So. A friend of mine sent me the following link with the Boy Scouts advertising announcement.

http://adsoftheworld.com/media/print/boy_scouts_of_america_prepared

hmmmmmmmmmmmmmmmmmmmmmmmmmm ….

Well. Here’s the deal. And I admit. I may not be the best person to be providing a point of view here because I care about the Boy Scouts (therefore I may be biased toward being critical). But. I have a couple of problems … oops .. issues with this effort.

1.    No one cares if you (or your company) are 100 years old if that is all you say. If you are waiting to let people arrive at their own conclusion (and you are hoping against hope that they believe it means “hey, I am reliable and you can count on me”), you are screwed. Because most people will suggest 100 years old means you are  … well … old … and not relevant. (hmmmmmmmmm … I believe that would be the existing issue the Boy Scouts are dealing with so maybe the intent of this advertising is to support and encourage that belief? Ok. If that is the intent they nailed it).

2.    I don’t really see why I would choose to either be a Boy Scout or have my son (if I had one) become a Boy Scout. (ok. what I am saying is leveraging off a 100 year heritage is not compelling enough to make me choose)

3.     I would be fine with leveraging a message from 100 years if it were buttressed with some unexpected possibly contradictory thought (anyone surprised here?) that made people think about Boy Scouts differently. (best example I can think of continues to be the Girl Scouts ad I posted once).

Girl Scout example:

Ok. That is the Girl Scouts.

But. In the end I would suggest the Boy Scouts truly missed an opportunity.

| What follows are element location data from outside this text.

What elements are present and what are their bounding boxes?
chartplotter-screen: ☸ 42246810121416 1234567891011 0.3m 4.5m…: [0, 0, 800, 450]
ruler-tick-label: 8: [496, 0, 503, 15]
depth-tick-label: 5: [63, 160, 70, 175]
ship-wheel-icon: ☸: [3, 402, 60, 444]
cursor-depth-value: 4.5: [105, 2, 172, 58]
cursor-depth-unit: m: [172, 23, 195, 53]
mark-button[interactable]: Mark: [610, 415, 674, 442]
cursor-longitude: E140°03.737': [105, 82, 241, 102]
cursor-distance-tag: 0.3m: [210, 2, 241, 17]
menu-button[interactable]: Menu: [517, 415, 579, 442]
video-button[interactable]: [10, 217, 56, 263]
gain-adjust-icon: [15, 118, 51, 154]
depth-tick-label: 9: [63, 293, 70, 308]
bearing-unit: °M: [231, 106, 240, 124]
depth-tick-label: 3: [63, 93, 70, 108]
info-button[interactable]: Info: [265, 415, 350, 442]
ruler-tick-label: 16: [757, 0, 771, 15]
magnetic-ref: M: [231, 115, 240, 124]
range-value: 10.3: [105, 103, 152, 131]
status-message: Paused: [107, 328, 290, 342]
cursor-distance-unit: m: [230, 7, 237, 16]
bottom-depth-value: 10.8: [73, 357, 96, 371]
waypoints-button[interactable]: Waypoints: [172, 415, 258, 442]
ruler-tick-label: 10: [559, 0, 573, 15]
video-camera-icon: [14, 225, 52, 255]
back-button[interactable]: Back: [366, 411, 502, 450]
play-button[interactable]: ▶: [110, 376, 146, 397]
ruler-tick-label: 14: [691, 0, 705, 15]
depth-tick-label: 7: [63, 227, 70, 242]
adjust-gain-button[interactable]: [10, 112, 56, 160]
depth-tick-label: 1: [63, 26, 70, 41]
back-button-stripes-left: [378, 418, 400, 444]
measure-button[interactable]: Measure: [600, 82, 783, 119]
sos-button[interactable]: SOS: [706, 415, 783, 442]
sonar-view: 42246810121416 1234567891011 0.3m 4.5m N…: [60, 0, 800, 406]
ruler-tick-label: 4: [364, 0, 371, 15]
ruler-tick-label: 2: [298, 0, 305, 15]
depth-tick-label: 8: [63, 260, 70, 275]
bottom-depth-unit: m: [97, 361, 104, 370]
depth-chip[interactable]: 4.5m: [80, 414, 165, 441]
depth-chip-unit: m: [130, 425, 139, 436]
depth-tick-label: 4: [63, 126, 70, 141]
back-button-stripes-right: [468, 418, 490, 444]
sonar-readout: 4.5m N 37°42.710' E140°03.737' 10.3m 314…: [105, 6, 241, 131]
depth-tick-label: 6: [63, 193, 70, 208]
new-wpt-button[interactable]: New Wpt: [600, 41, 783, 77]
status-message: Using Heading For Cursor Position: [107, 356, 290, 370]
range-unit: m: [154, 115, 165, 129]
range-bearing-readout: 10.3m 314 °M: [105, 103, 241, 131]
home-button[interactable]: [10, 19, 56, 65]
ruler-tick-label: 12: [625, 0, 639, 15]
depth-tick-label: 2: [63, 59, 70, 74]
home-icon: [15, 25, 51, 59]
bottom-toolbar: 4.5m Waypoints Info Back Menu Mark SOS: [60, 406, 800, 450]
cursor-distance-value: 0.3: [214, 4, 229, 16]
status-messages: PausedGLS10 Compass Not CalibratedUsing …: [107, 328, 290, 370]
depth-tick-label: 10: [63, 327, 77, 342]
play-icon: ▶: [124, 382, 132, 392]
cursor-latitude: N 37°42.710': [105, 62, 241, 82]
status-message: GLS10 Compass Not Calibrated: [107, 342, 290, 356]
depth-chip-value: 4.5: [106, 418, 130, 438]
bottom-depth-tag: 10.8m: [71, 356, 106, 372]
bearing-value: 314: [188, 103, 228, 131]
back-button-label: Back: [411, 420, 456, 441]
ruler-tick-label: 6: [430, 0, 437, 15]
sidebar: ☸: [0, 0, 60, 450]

The Boy Scouts don’t do a lot of advertising. Therefore missing opportunities like this one means they had better be prepared to continue dealing with the relevancy issues they have already been dealing with.

Be prepared to be called old (or maybe better said “continue to be called old).

Be prepared to explain why the heck they spend money to say nothing like this.

Oh.

And be prepared to do something else.

I do love the decision on the production style. It looks beautiful and classic.

The truly missed opportunity is that if they had put a non classic looking evocative message on that production style they would have had the opportunity to suggest that Boy Scouts actually has both those characteristics – classic & contemporary.

For example (harkening back to my point 3 above) imagine if they used one of these  images with a headline that says something like “100 years of values in every One of our scouts”:

Are they exactly right?

Nope.

Would people take a look?

Yup.

Would people start thinking that maybe the Boy Scouts were changing? Maybe.

Instead?

The Boy Scout just look classically old and dated.

Awesome organization. Poor communications execution.